Follow-up: Why is it reflection-based and not codegen? Answer: stdlib policy — no code generation step in go build, so the codec has to discover field layout at runtime via reflect. The cost is speed (5–10x slower than codegen libraries), the benefit is "just works on any struct".

Q2. Marshal vs Encoder.Encode — when do you reach for each?¶

Short answer: json.Marshal(v) returns ([]byte, error) — you get the complete encoded value in memory. json.NewEncoder(w).Encode(v) writes to an io.Writer and appends a trailing newline, useful for streaming multiple values to a connection or file. Reach for Marshal when you need the bytes (HTTP response body, log line, fixture), reach for Encoder when writing to a network/file stream where buffering one value at a time matters. Note the newline gotcha — Encode adds \n, Marshal does not, so they're not drop-in replacements when wire format matters.
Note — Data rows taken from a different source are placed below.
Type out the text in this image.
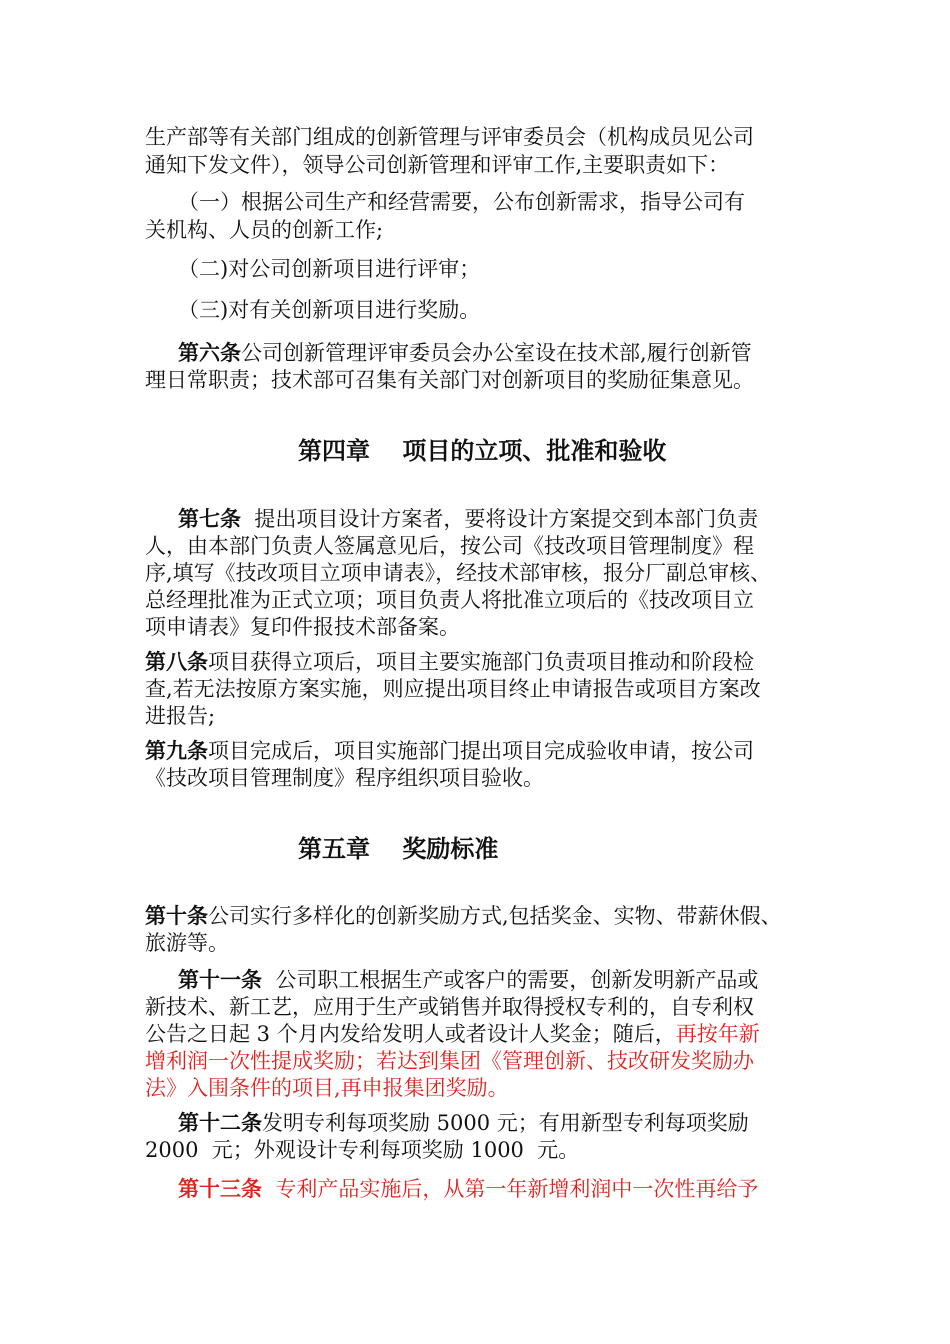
生产部等有关部门组成的创新管理与评审委员会（机构成员见公司
通知下发文件），领导公司创新管理和评审工作,主要职责如下：
（一）根据公司生产和经营需要，公布创新需求，指导公司有
关机构、人员的创新工作;
（二)对公司创新项目进行评审；
（三)对有关创新项目进行奖励。
第六条公司创新管理评审委员会办公室设在技术部,履行创新管
理日常职责；技术部可召集有关部门对创新项目的奖励征集意见。
第四章　 项目的立项、批准和验收
第七条  提出项目设计方案者，要将设计方案提交到本部门负责
人，由本部门负责人签属意见后，按公司《技改项目管理制度》程
序,填写《技改项目立项申请表》，经技术部审核，报分厂副总审核、
总经理批准为正式立项；项目负责人将批准立项后的《技改项目立
项申请表》复印件报技术部备案。
第八条项目获得立项后，项目主要实施部门负责项目推动和阶段检
查,若无法按原方案实施，则应提出项目终止申请报告或项目方案改
进报告;
第九条项目完成后，项目实施部门提出项目完成验收申请，按公司
《技改项目管理制度》程序组织项目验收。
第五章　 奖励标准
第十条公司实行多样化的创新奖励方式,包括奖金、实物、带薪休假、
旅游等。
第十一条  公司职工根据生产或客户的需要，创新发明新产品或
新技术、新工艺，应用于生产或销售并取得授权专利的，自专利权
公告之日起 3 个月内发给发明人或者设计人奖金；随后，再按年新
增利润一次性提成奖励；若达到集团《管理创新、技改研发奖励办
法》入围条件的项目,再申报集团奖励。
第十二条发明专利每项奖励 5000 元；有用新型专利每项奖励
2000  元；外观设计专利每项奖励 1000  元。
第十三条  专利产品实施后，从第一年新增利润中一次性再给予
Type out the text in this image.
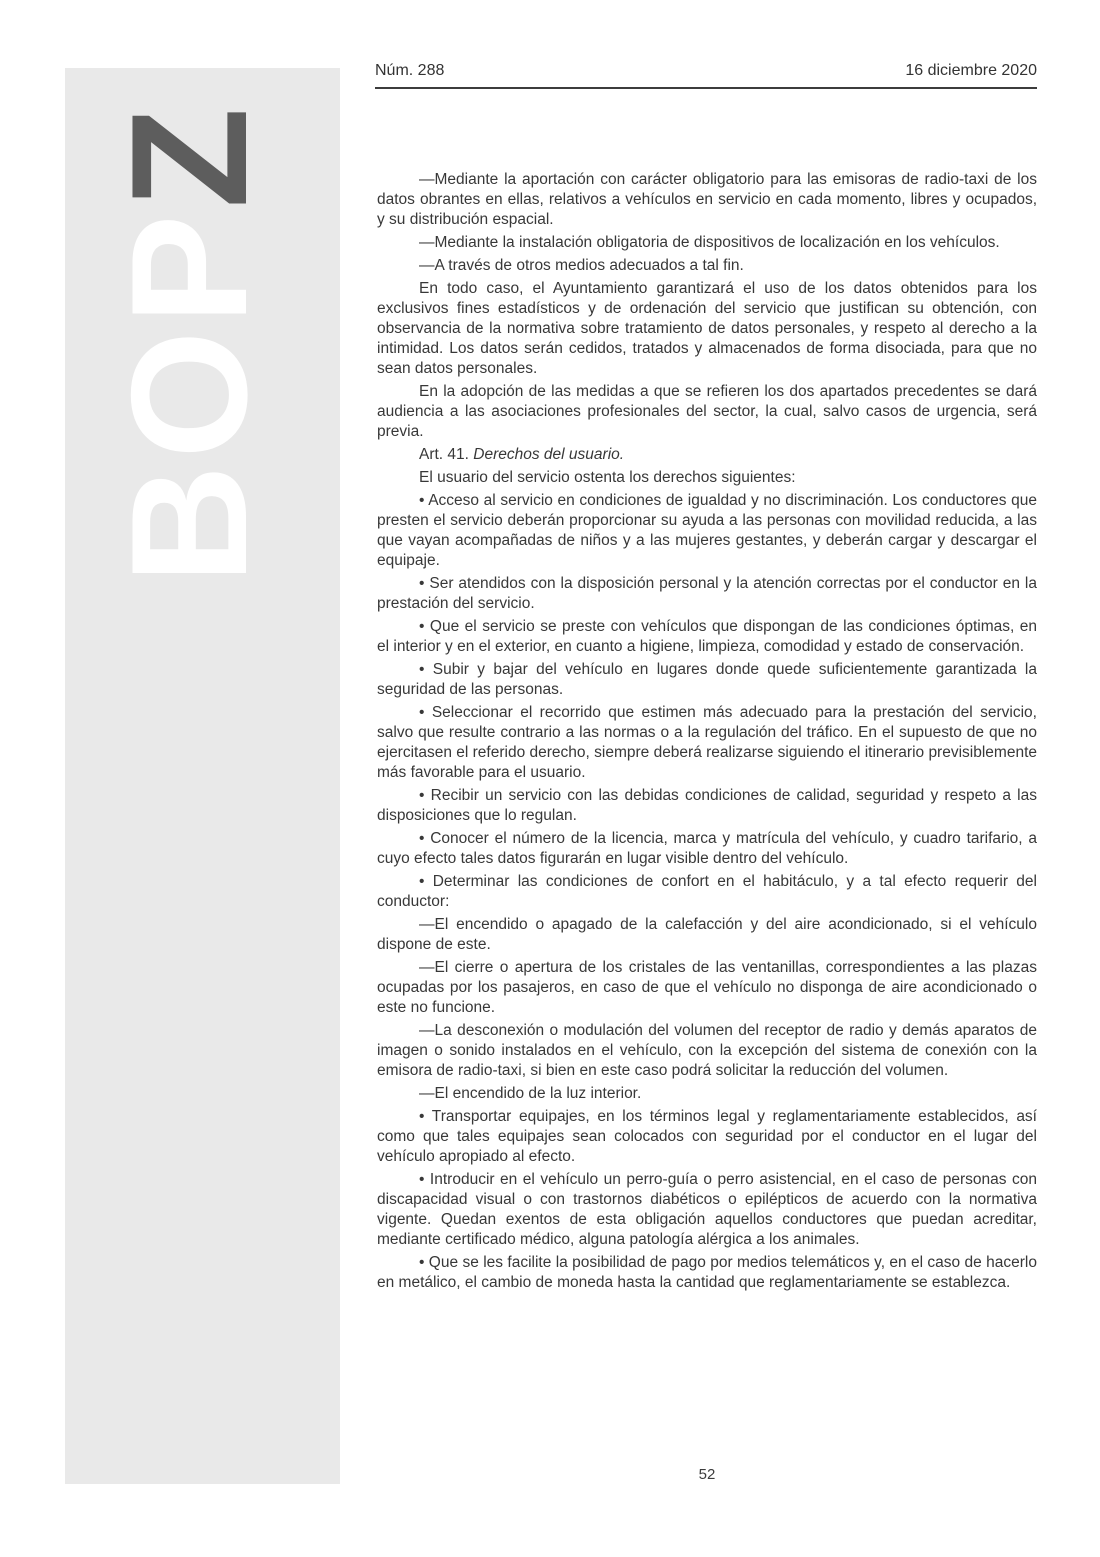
BOPZ
Núm. 288	16 diciembre 2020

—Mediante la aportación con carácter obligatorio para las emisoras de radio-taxi de los datos obrantes en ellas, relativos a vehículos en servicio en cada momento, libres y ocupados, y su distribución espacial.

—Mediante la instalación obligatoria de dispositivos de localización en los vehículos.

—A través de otros medios adecuados a tal fin.

En todo caso, el Ayuntamiento garantizará el uso de los datos obtenidos para los exclusivos fines estadísticos y de ordenación del servicio que justifican su obtención, con observancia de la normativa sobre tratamiento de datos personales, y respeto al derecho a la intimidad. Los datos serán cedidos, tratados y almacenados de forma disociada, para que no sean datos personales.

En la adopción de las medidas a que se refieren los dos apartados precedentes se dará audiencia a las asociaciones profesionales del sector, la cual, salvo casos de urgencia, será previa.

Art. 41. Derechos del usuario.

El usuario del servicio ostenta los derechos siguientes:

• Acceso al servicio en condiciones de igualdad y no discriminación. Los conductores que presten el servicio deberán proporcionar su ayuda a las personas con movilidad reducida, a las que vayan acompañadas de niños y a las mujeres gestantes, y deberán cargar y descargar el equipaje.

• Ser atendidos con la disposición personal y la atención correctas por el conductor en la prestación del servicio.

• Que el servicio se preste con vehículos que dispongan de las condiciones óptimas, en el interior y en el exterior, en cuanto a higiene, limpieza, comodidad y estado de conservación.

• Subir y bajar del vehículo en lugares donde quede suficientemente garantizada la seguridad de las personas.

• Seleccionar el recorrido que estimen más adecuado para la prestación del servicio, salvo que resulte contrario a las normas o a la regulación del tráfico. En el supuesto de que no ejercitasen el referido derecho, siempre deberá realizarse siguiendo el itinerario previsiblemente más favorable para el usuario.

• Recibir un servicio con las debidas condiciones de calidad, seguridad y respeto a las disposiciones que lo regulan.

• Conocer el número de la licencia, marca y matrícula del vehículo, y cuadro tarifario, a cuyo efecto tales datos figurarán en lugar visible dentro del vehículo.

• Determinar las condiciones de confort en el habitáculo, y a tal efecto requerir del conductor:

—El encendido o apagado de la calefacción y del aire acondicionado, si el vehículo dispone de este.

—El cierre o apertura de los cristales de las ventanillas, correspondientes a las plazas ocupadas por los pasajeros, en caso de que el vehículo no disponga de aire acondicionado o este no funcione.

—La desconexión o modulación del volumen del receptor de radio y demás aparatos de imagen o sonido instalados en el vehículo, con la excepción del sistema de conexión con la emisora de radio-taxi, si bien en este caso podrá solicitar la reducción del volumen.

—El encendido de la luz interior.

• Transportar equipajes, en los términos legal y reglamentariamente establecidos, así como que tales equipajes sean colocados con seguridad por el conductor en el lugar del vehículo apropiado al efecto.

• Introducir en el vehículo un perro-guía o perro asistencial, en el caso de personas con discapacidad visual o con trastornos diabéticos o epilépticos de acuerdo con la normativa vigente. Quedan exentos de esta obligación aquellos conductores que puedan acreditar, mediante certificado médico, alguna patología alérgica a los animales.

• Que se les facilite la posibilidad de pago por medios telemáticos y, en el caso de hacerlo en metálico, el cambio de moneda hasta la cantidad que reglamentariamente se establezca.

52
// One-shot — bytes in hand.
b, err := json.Marshal(payload)
w.Write(b)

// Stream — many values to a network connection.
enc := json.NewEncoder(conn)
for ev := range events {
    if err := enc.Encode(ev); err != nil { return err }
}

Follow-up: Performance difference? Answer: Encoder reuses an internal buffer across Encode calls, so encoding many values in a loop is cheaper than Marshal in a loop. For one-shot encoding the difference is noise.

Q3. Why use struct tags?¶

Short answer: Struct tags tell encoding/json how to map Go field names to JSON keys and how to handle special cases. json:"name" renames the field on the wire; json:"name,omitempty" omits zero-value fields; json:"-" excludes the field entirely; json:",string" forces numeric encoding as a JSON string for languages with precision issues. Without tags, exported fields use their Go name verbatim (FirstName becomes "FirstName", not the conventional "first_name"). Tags are the only place to put per-field codec hints — there's no global config.

type Account struct {
    ID        uint64 `json:"id,string"`       // emitted as "9007199254740993"
    Username  string `json:"username"`        // renamed
    Internal  string `json:"-"`               // never emitted
    Avatar    string `json:"avatar,omitempty"`// dropped when ""
}

Follow-up: Are tags validated at compile time? Answer: no — they're string literals, malformed tags fail silently at runtime (field gets default behaviour). Use go vet or staticcheck to catch the common typos.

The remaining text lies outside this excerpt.